Moreover, the go-shop mechanism doesn’t necessarily neutralize the other deal protection devices in place including, without limitation, the termination fees and matching rights. This means that any potential bidder who is now interested in making an offer for the target company must assume significant time and expense just to be able to make a superior offer, knowing that the buyer can always simply match the bidder’s offer. Such potential bidder will also have to work harder to secure a majority supporting its offer, in light of any voting or support agreements entered into by target insiders. Even if the buyer chooses not to match, the new bidder must, directly or indirectly, incur the termination fees, thereby increasing even further the cost of such a transaction.
It is no surprise, then, that the go-shop process usually produces zero competitive bids for the company. The hoops potential bidders must jump through are usually just too many, and they usually go on to search other opportunities, potentially leaving money on the table instead of in the target’s shareholders’ pockets. As a result, go-shop provisions are often dismissed as “too little, too late.”

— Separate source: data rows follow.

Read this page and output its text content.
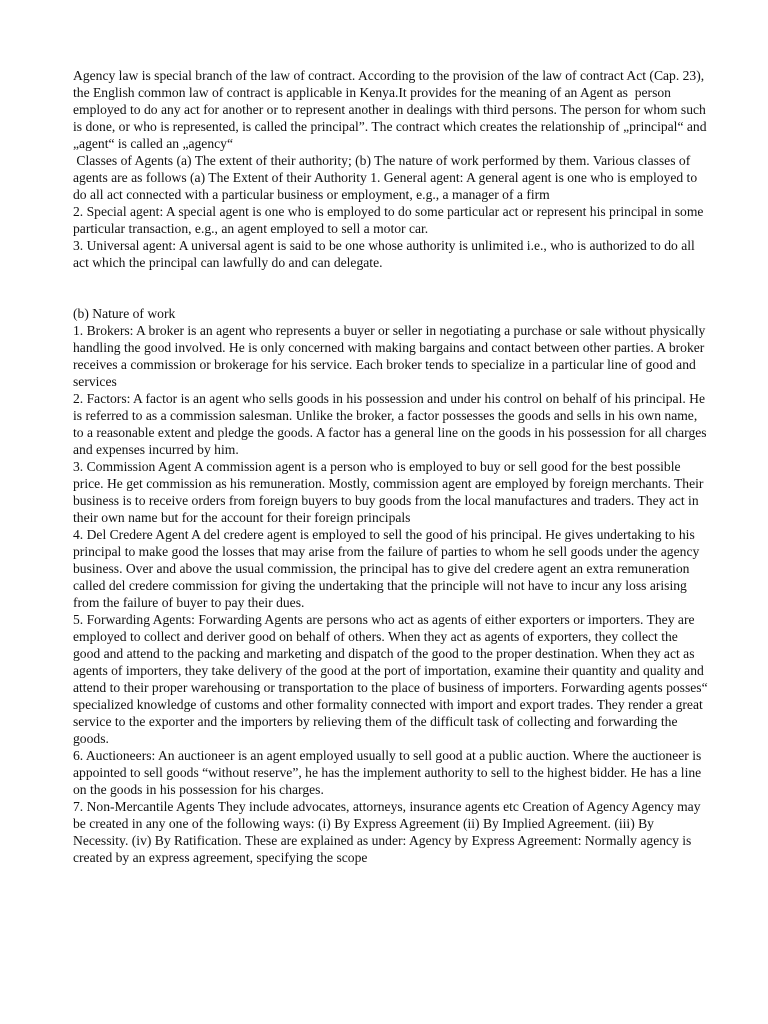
Agency law is special branch of the law of contract. According to the provision of the law of contract Act (Cap. 23), the English common law of contract is applicable in Kenya.It provides for the meaning of an Agent as  person employed to do any act for another or to represent another in dealings with third persons. The person for whom such is done, or who is represented, is called the principal”. The contract which creates the relationship of „principal“ and „agent“ is called an „agency“

Classes of Agents (a) The extent of their authority; (b) The nature of work performed by them. Various classes of agents are as follows (a) The Extent of their Authority 1. General agent: A general agent is one who is employed to do all act connected with a particular business or employment, e.g., a manager of a firm

2. Special agent: A special agent is one who is employed to do some particular act or represent his principal in some particular transaction, e.g., an agent employed to sell a motor car.

3. Universal agent: A universal agent is said to be one whose authority is unlimited i.e., who is authorized to do all act which the principal can lawfully do and can delegate.

(b) Nature of work

1. Brokers: A broker is an agent who represents a buyer or seller in negotiating a purchase or sale without physically handling the good involved. He is only concerned with making bargains and contact between other parties. A broker receives a commission or brokerage for his service. Each broker tends to specialize in a particular line of good and services

2. Factors: A factor is an agent who sells goods in his possession and under his control on behalf of his principal. He is referred to as a commission salesman. Unlike the broker, a factor possesses the goods and sells in his own name, to a reasonable extent and pledge the goods. A factor has a general line on the goods in his possession for all charges and expenses incurred by him.

3. Commission Agent A commission agent is a person who is employed to buy or sell good for the best possible price. He get commission as his remuneration. Mostly, commission agent are employed by foreign merchants. Their business is to receive orders from foreign buyers to buy goods from the local manufactures and traders. They act in their own name but for the account for their foreign principals

4. Del Credere Agent A del credere agent is employed to sell the good of his principal. He gives undertaking to his principal to make good the losses that may arise from the failure of parties to whom he sell goods under the agency business. Over and above the usual commission, the principal has to give del credere agent an extra remuneration called del credere commission for giving the undertaking that the principle will not have to incur any loss arising from the failure of buyer to pay their dues.

5. Forwarding Agents: Forwarding Agents are persons who act as agents of either exporters or importers. They are employed to collect and deriver good on behalf of others. When they act as agents of exporters, they collect the good and attend to the packing and marketing and dispatch of the good to the proper destination. When they act as agents of importers, they take delivery of the good at the port of importation, examine their quantity and quality and attend to their proper warehousing or transportation to the place of business of importers. Forwarding agents posses“ specialized knowledge of customs and other formality connected with import and export trades. They render a great service to the exporter and the importers by relieving them of the difficult task of collecting and forwarding the goods.

6. Auctioneers: An auctioneer is an agent employed usually to sell good at a public auction. Where the auctioneer is appointed to sell goods “without reserve”, he has the implement authority to sell to the highest bidder. He has a line on the goods in his possession for his charges.

7. Non-Mercantile Agents They include advocates, attorneys, insurance agents etc Creation of Agency Agency may be created in any one of the following ways: (i) By Express Agreement (ii) By Implied Agreement. (iii) By Necessity. (iv) By Ratification. These are explained as under: Agency by Express Agreement: Normally agency is created by an express agreement, specifying the scope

It should therefore be shareholders’ preference that a company undergo a significant and meaningful pre-signing market check, or outright auction, rather than negotiate a post-signing go-shop. Bidders are far more likely to materialize if the target hasn’t already signed a deal with someone else. Target boards have to weigh the risk that the offeror will walk away, with the risk that they will be foregoing possibly better offers. In other words, directors have to decide whether a bird in the hand is really better than two in the bush.